The main theme in the latter half of Johnson’s short essay on merriment reverts to the implication of intending to be merry. When we set out to do so, we quickly find out, in carrying out our intentions, that all sorts of things go wrong.

A man plans a pleasant journey. Once on his way, however, the road is dusty and the air sultry. He longs for dinner. But the inn he stops at is crowded. His order is “neglected.” Finally, he is left to devour “in haste what the cook has spoiled.” He looks for a better inn. He finds a more “commodious house” but “the best is always worse than he has expected.”

Finally, the man returns to his native city. He expects his old school mates will welcome him and be ready to converse with him. But alas, the first man he looks up barely recognizes his name till he tells him what it is.

“It is seldom that we find either men or places such as we expect them.” And this fact is really the best thing that could happen to us. The reality of the person or place we meet or visit is little like the person or place that we expected. If every person and place were exactly as we imagined them to be, we would not need to meet anyone at all. We would already know them. Each man or woman is embodied and en-spirited differently, even while being this man or this woman. This mystery in the other is the beginning of our glory and gladness. We can only be comforted by the realization that we did not create the world.

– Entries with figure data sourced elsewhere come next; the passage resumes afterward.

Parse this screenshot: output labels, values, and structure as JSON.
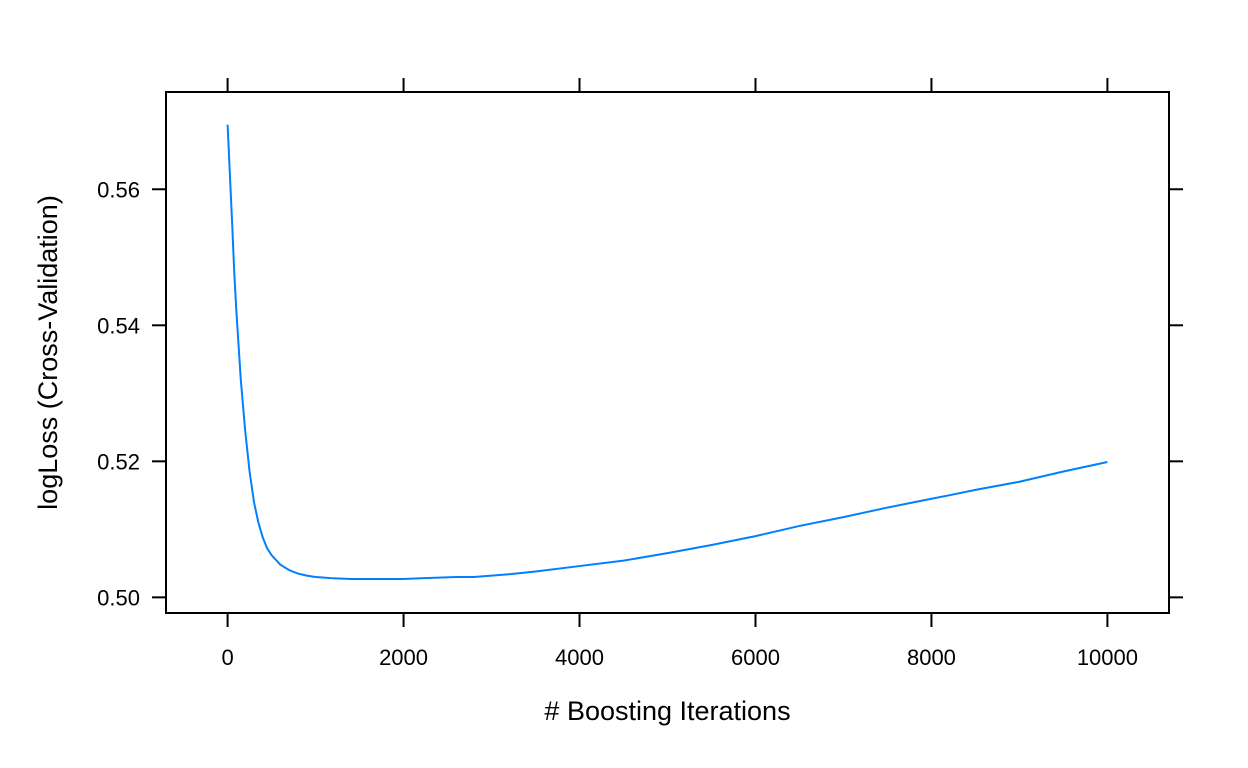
{
  "chart_data": {
    "type": "line",
    "title": "",
    "xlabel": "# Boosting Iterations",
    "ylabel": "logLoss (Cross-Validation)",
    "xlim": [
      -700,
      10700
    ],
    "ylim": [
      0.4977,
      0.5743
    ],
    "xticks": [
      0,
      2000,
      4000,
      6000,
      8000,
      10000
    ],
    "xtick_labels": [
      "0",
      "2000",
      "4000",
      "6000",
      "8000",
      "10000"
    ],
    "yticks": [
      0.5,
      0.52,
      0.54,
      0.56
    ],
    "ytick_labels": [
      "0.50",
      "0.52",
      "0.54",
      "0.56"
    ],
    "grid": false,
    "legend": "none",
    "series_color": "#0080ff",
    "series": [
      {
        "x": [
          0,
          25,
          50,
          75,
          100,
          150,
          200,
          250,
          300,
          350,
          400,
          450,
          500,
          600,
          700,
          800,
          900,
          1000,
          1100,
          1200,
          1400,
          1600,
          1800,
          2000,
          2200,
          2400,
          2600,
          2800,
          3000,
          3200,
          3500,
          4000,
          4500,
          5000,
          5500,
          6000,
          6500,
          7000,
          7500,
          8000,
          8200,
          8500,
          9000,
          9500,
          10000
        ],
        "y": [
          0.5695,
          0.5625,
          0.5555,
          0.548,
          0.542,
          0.532,
          0.5245,
          0.5185,
          0.514,
          0.511,
          0.5088,
          0.5072,
          0.5062,
          0.5048,
          0.504,
          0.5035,
          0.5032,
          0.503,
          0.5029,
          0.5028,
          0.5027,
          0.5027,
          0.5027,
          0.5027,
          0.5028,
          0.5029,
          0.503,
          0.503,
          0.5032,
          0.5034,
          0.5038,
          0.5046,
          0.5054,
          0.5065,
          0.5077,
          0.509,
          0.5105,
          0.5118,
          0.5132,
          0.5145,
          0.515,
          0.5158,
          0.517,
          0.5185,
          0.5199
        ]
      }
    ]
  }
}
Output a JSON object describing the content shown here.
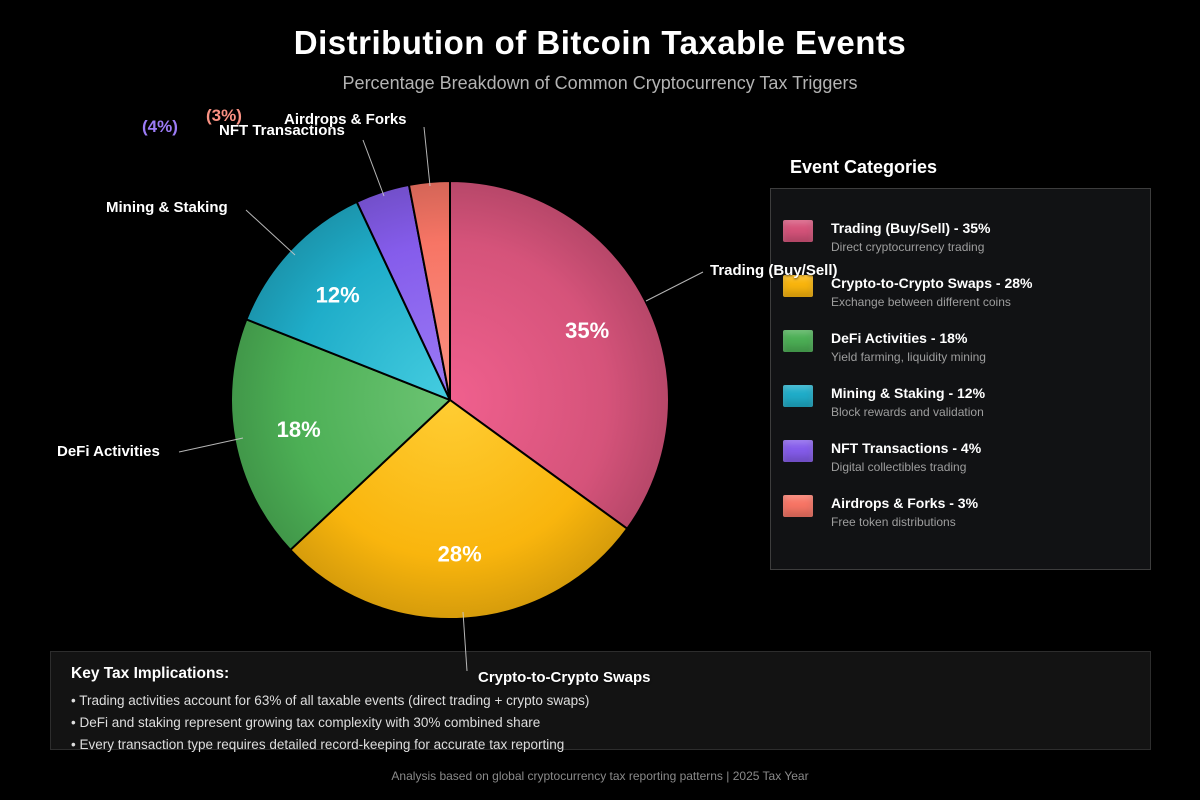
{
  "page": {
    "title": "Distribution of Bitcoin Taxable Events",
    "subtitle": "Percentage Breakdown of Common Cryptocurrency Tax Triggers",
    "footer": "Analysis based on global cryptocurrency tax reporting patterns | 2025 Tax Year"
  },
  "chart_data": {
    "type": "pie",
    "title": "Distribution of Bitcoin Taxable Events",
    "subtitle": "Percentage Breakdown of Common Cryptocurrency Tax Triggers",
    "start_angle": "12-o'clock",
    "direction": "clockwise",
    "legend_title": "Event Categories",
    "legend_position": "right",
    "slices": [
      {
        "label": "Trading (Buy/Sell)",
        "value": 35,
        "display_pct": "35%",
        "pct_placement": "inside",
        "color": "#d5537a",
        "color_light": "#f0608e",
        "description": "Direct cryptocurrency trading"
      },
      {
        "label": "Crypto-to-Crypto Swaps",
        "value": 28,
        "display_pct": "28%",
        "pct_placement": "inside",
        "color": "#f9b50d",
        "color_light": "#ffcd33",
        "description": "Exchange between different coins"
      },
      {
        "label": "DeFi Activities",
        "value": 18,
        "display_pct": "18%",
        "pct_placement": "inside",
        "color": "#4caf55",
        "color_light": "#6cc473",
        "description": "Yield farming, liquidity mining"
      },
      {
        "label": "Mining & Staking",
        "value": 12,
        "display_pct": "12%",
        "pct_placement": "inside",
        "color": "#1fadc9",
        "color_light": "#45cde0",
        "description": "Block rewards and validation"
      },
      {
        "label": "NFT Transactions",
        "value": 4,
        "display_pct": "(4%)",
        "pct_placement": "outside",
        "color": "#855ceb",
        "color_light": "#9b7bf6",
        "description": "Digital collectibles trading"
      },
      {
        "label": "Airdrops & Forks",
        "value": 3,
        "display_pct": "(3%)",
        "pct_placement": "outside",
        "color": "#f77565",
        "color_light": "#fa9283",
        "description": "Free token distributions"
      }
    ]
  },
  "legend": {
    "title": "Event Categories",
    "items": [
      {
        "title": "Trading (Buy/Sell) - 35%",
        "description": "Direct cryptocurrency trading",
        "color": "#d5537a"
      },
      {
        "title": "Crypto-to-Crypto Swaps - 28%",
        "description": "Exchange between different coins",
        "color": "#f9b50d"
      },
      {
        "title": "DeFi Activities - 18%",
        "description": "Yield farming, liquidity mining",
        "color": "#4caf55"
      },
      {
        "title": "Mining & Staking - 12%",
        "description": "Block rewards and validation",
        "color": "#1fadc9"
      },
      {
        "title": "NFT Transactions - 4%",
        "description": "Digital collectibles trading",
        "color": "#855ceb"
      },
      {
        "title": "Airdrops & Forks - 3%",
        "description": "Free token distributions",
        "color": "#f77565"
      }
    ]
  },
  "implications": {
    "title": "Key Tax Implications:",
    "bullets": [
      "• Trading activities account for 63% of all taxable events (direct trading + crypto swaps)",
      "• DeFi and staking represent growing tax complexity with 30% combined share",
      "• Every transaction type requires detailed record-keeping for accurate tax reporting"
    ]
  }
}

“Where,” we might ask, “are these reflections of Johnson on wit andmerriment leading us?” Surprisingly, in following this line of thought, they lead us to hope. How so? Here is how Johnson concluded his essay in 1759: “Yet, it is necessary to hope, tho’ hope should always be deluded, for hope itself is happiness, and its frustrations, however frequent, are yet less dreadful than its extinction.”

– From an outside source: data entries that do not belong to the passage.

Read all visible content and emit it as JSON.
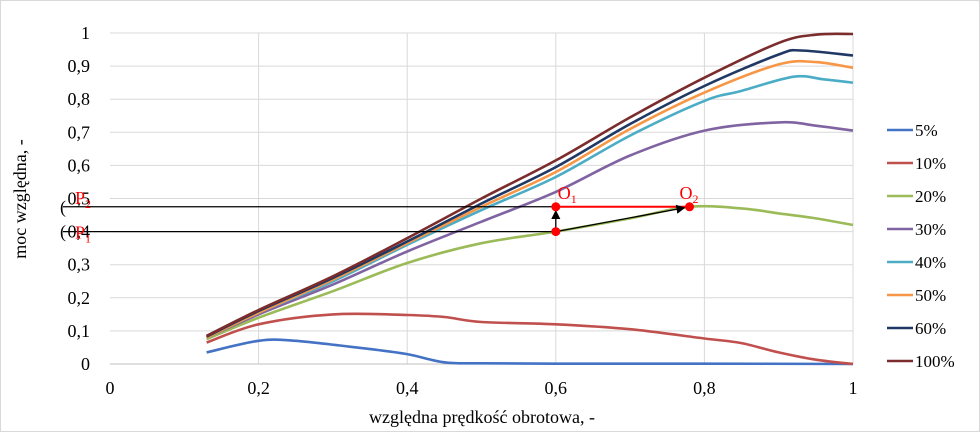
{
  "chart_data": {
    "type": "line",
    "title": "",
    "xlabel": "względna prędkość obrotowa, -",
    "ylabel": "moc względna, -",
    "xlim": [
      0,
      1
    ],
    "ylim": [
      0,
      1
    ],
    "x_ticks": [
      "0",
      "0,2",
      "0,4",
      "0,6",
      "0,8",
      "1"
    ],
    "y_ticks": [
      "0",
      "0,1",
      "0,2",
      "0,3",
      "0,4",
      "0,5",
      "0,6",
      "0,7",
      "0,8",
      "0,9",
      "1"
    ],
    "grid": true,
    "legend_position": "right",
    "series": [
      {
        "name": "5%",
        "color": "#4472c4",
        "points": [
          [
            0.13,
            0.035
          ],
          [
            0.2,
            0.07
          ],
          [
            0.25,
            0.07
          ],
          [
            0.35,
            0.045
          ],
          [
            0.4,
            0.03
          ],
          [
            0.45,
            0.005
          ],
          [
            0.5,
            0.002
          ],
          [
            0.6,
            0.001
          ],
          [
            0.8,
            0.001
          ],
          [
            1.0,
            0.0
          ]
        ]
      },
      {
        "name": "10%",
        "color": "#c0504d",
        "points": [
          [
            0.13,
            0.065
          ],
          [
            0.2,
            0.12
          ],
          [
            0.3,
            0.15
          ],
          [
            0.4,
            0.148
          ],
          [
            0.45,
            0.142
          ],
          [
            0.5,
            0.127
          ],
          [
            0.6,
            0.12
          ],
          [
            0.7,
            0.105
          ],
          [
            0.8,
            0.077
          ],
          [
            0.85,
            0.063
          ],
          [
            0.9,
            0.035
          ],
          [
            0.95,
            0.013
          ],
          [
            1.0,
            0.0
          ]
        ]
      },
      {
        "name": "20%",
        "color": "#9bbb59",
        "points": [
          [
            0.13,
            0.075
          ],
          [
            0.2,
            0.14
          ],
          [
            0.3,
            0.22
          ],
          [
            0.4,
            0.305
          ],
          [
            0.5,
            0.365
          ],
          [
            0.6,
            0.4
          ],
          [
            0.7,
            0.44
          ],
          [
            0.78,
            0.475
          ],
          [
            0.85,
            0.47
          ],
          [
            0.9,
            0.455
          ],
          [
            0.95,
            0.44
          ],
          [
            1.0,
            0.42
          ]
        ]
      },
      {
        "name": "30%",
        "color": "#8064a2",
        "points": [
          [
            0.13,
            0.08
          ],
          [
            0.2,
            0.15
          ],
          [
            0.3,
            0.24
          ],
          [
            0.4,
            0.34
          ],
          [
            0.5,
            0.43
          ],
          [
            0.6,
            0.52
          ],
          [
            0.7,
            0.63
          ],
          [
            0.8,
            0.705
          ],
          [
            0.9,
            0.73
          ],
          [
            0.95,
            0.72
          ],
          [
            1.0,
            0.705
          ]
        ]
      },
      {
        "name": "40%",
        "color": "#4bacc6",
        "points": [
          [
            0.13,
            0.08
          ],
          [
            0.2,
            0.155
          ],
          [
            0.3,
            0.25
          ],
          [
            0.4,
            0.36
          ],
          [
            0.5,
            0.465
          ],
          [
            0.6,
            0.565
          ],
          [
            0.7,
            0.69
          ],
          [
            0.8,
            0.795
          ],
          [
            0.85,
            0.825
          ],
          [
            0.92,
            0.868
          ],
          [
            0.96,
            0.86
          ],
          [
            1.0,
            0.85
          ]
        ]
      },
      {
        "name": "50%",
        "color": "#f79646",
        "points": [
          [
            0.13,
            0.08
          ],
          [
            0.2,
            0.155
          ],
          [
            0.3,
            0.255
          ],
          [
            0.4,
            0.365
          ],
          [
            0.5,
            0.475
          ],
          [
            0.6,
            0.58
          ],
          [
            0.7,
            0.71
          ],
          [
            0.8,
            0.82
          ],
          [
            0.9,
            0.905
          ],
          [
            0.95,
            0.912
          ],
          [
            1.0,
            0.895
          ]
        ]
      },
      {
        "name": "60%",
        "color": "#1f3864",
        "points": [
          [
            0.13,
            0.083
          ],
          [
            0.2,
            0.16
          ],
          [
            0.3,
            0.26
          ],
          [
            0.4,
            0.37
          ],
          [
            0.5,
            0.485
          ],
          [
            0.6,
            0.595
          ],
          [
            0.7,
            0.725
          ],
          [
            0.8,
            0.84
          ],
          [
            0.9,
            0.935
          ],
          [
            0.93,
            0.947
          ],
          [
            1.0,
            0.932
          ]
        ]
      },
      {
        "name": "100%",
        "color": "#7b2c2c",
        "points": [
          [
            0.13,
            0.085
          ],
          [
            0.2,
            0.163
          ],
          [
            0.3,
            0.265
          ],
          [
            0.4,
            0.38
          ],
          [
            0.5,
            0.5
          ],
          [
            0.6,
            0.615
          ],
          [
            0.7,
            0.745
          ],
          [
            0.8,
            0.865
          ],
          [
            0.9,
            0.97
          ],
          [
            0.95,
            0.995
          ],
          [
            1.0,
            0.997
          ]
        ]
      }
    ],
    "annotations": {
      "P1": {
        "label": "P",
        "sub": "1",
        "y": 0.4
      },
      "P2": {
        "label": "P",
        "sub": "2",
        "y": 0.475
      },
      "O1": {
        "label": "O",
        "sub": "1",
        "x": 0.6,
        "y": 0.475
      },
      "O2": {
        "label": "O",
        "sub": "2",
        "x": 0.78,
        "y": 0.475
      },
      "base_point": {
        "x": 0.6,
        "y": 0.4
      },
      "cut_tick_char": "("
    }
  }
}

That passage is truly remarkable. The loss of hope is the most dreadful thing we can experience as human beings. Thus, “hope itself is happiness.” Without it, we are left with “extinction.” We are left with our own imagination that thinks it pictures others exactly as they are but leaves no room for the real person we encounter to enter our souls. Hope implies the laughter and merriment that exist when we see relations we did not anticipate, when we see that the world still makes sense when things go wrong.

We set out to enjoy ourselves and everything goes wrong. Ultimately, we have to laugh at ourselves for ever thinking that our plans “had” to go our way. Hope is happiness. It finally means that a better way exists than our way and it keeps breaking into our world. Joy is a “by-product.” It arrives when we realize that, in the order of things, the relation of what is right and what is true were intended to surprise us. This surprise, again, is joy, merriment.

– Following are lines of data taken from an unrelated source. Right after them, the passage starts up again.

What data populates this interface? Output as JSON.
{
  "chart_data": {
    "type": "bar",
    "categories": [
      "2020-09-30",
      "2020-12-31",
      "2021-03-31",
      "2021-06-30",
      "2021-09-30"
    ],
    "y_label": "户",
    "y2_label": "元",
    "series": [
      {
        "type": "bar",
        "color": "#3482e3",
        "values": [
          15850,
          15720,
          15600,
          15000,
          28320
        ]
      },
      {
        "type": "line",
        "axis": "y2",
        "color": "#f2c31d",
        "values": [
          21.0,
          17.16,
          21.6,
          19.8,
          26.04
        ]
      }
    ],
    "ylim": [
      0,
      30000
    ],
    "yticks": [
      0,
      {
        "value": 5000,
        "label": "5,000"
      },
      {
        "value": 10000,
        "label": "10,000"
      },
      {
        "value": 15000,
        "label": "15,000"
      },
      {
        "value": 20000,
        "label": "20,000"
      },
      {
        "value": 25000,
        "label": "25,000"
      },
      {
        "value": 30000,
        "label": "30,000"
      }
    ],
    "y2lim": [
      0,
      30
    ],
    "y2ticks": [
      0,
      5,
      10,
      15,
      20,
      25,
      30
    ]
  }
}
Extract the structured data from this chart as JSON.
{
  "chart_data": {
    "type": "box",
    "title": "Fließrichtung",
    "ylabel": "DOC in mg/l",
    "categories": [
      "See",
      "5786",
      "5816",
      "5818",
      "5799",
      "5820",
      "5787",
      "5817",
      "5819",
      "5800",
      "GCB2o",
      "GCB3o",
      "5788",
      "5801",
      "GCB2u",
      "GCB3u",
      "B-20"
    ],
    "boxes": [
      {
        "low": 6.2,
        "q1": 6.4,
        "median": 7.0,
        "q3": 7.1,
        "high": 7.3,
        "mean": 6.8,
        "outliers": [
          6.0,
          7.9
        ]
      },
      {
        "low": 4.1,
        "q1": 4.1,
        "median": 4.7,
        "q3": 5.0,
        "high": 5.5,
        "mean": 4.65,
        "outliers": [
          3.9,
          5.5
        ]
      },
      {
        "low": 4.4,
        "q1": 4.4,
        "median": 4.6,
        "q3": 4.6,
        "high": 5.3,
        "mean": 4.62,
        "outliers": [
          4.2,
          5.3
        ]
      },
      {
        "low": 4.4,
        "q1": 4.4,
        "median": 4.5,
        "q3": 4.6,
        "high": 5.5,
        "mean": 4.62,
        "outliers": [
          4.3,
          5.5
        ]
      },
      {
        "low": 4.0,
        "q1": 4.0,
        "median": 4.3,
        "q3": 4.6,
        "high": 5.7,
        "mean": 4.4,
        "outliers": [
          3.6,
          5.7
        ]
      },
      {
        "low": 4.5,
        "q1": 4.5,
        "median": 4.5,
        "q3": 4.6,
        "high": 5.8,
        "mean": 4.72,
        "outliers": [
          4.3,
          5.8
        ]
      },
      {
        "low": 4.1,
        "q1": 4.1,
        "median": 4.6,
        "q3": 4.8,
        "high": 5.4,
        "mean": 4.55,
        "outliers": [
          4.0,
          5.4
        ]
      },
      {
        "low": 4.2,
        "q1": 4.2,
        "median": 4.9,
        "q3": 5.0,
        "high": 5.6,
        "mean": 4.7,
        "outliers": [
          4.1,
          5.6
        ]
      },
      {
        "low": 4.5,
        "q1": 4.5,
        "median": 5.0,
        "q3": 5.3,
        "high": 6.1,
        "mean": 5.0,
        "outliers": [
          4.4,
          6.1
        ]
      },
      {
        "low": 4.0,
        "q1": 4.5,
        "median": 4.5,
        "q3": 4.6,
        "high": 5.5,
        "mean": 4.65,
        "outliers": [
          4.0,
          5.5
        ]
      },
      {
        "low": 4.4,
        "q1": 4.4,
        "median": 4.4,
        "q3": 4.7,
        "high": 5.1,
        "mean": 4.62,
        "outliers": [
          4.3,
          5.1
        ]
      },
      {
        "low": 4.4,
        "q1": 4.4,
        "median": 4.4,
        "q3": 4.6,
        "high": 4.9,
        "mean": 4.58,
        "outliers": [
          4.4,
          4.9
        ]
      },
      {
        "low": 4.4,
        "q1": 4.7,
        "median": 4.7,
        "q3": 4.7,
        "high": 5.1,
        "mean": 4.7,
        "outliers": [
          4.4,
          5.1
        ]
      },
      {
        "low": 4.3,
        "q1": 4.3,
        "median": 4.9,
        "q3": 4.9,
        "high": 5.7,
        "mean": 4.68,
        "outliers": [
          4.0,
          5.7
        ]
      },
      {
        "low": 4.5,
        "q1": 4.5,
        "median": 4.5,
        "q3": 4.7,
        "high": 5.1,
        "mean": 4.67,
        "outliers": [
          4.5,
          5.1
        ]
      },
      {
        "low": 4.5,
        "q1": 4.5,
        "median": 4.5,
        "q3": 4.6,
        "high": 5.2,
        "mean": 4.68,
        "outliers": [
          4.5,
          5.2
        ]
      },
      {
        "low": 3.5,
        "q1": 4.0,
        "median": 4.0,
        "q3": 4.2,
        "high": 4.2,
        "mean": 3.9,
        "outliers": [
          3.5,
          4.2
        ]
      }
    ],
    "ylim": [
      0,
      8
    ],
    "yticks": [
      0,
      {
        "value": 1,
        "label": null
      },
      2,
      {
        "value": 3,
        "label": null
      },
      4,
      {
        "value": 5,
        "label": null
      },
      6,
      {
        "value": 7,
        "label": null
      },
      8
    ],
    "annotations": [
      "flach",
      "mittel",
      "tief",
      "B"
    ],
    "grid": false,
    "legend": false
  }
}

“Pleasure is seldom found where it is sought.” The conclusion is not that there is no pleasure, but that we look for it in the wrong places. “Hope itself is happiness.” We cannot but be delighted that nothing that we can concoct by ourselves can really satisfy us, really give us the merriment that does not cease because its source is the surprise that we are not gods.  

Father Schall reflects on an essay by Dr. Johnson on pleasure, joy, and humor.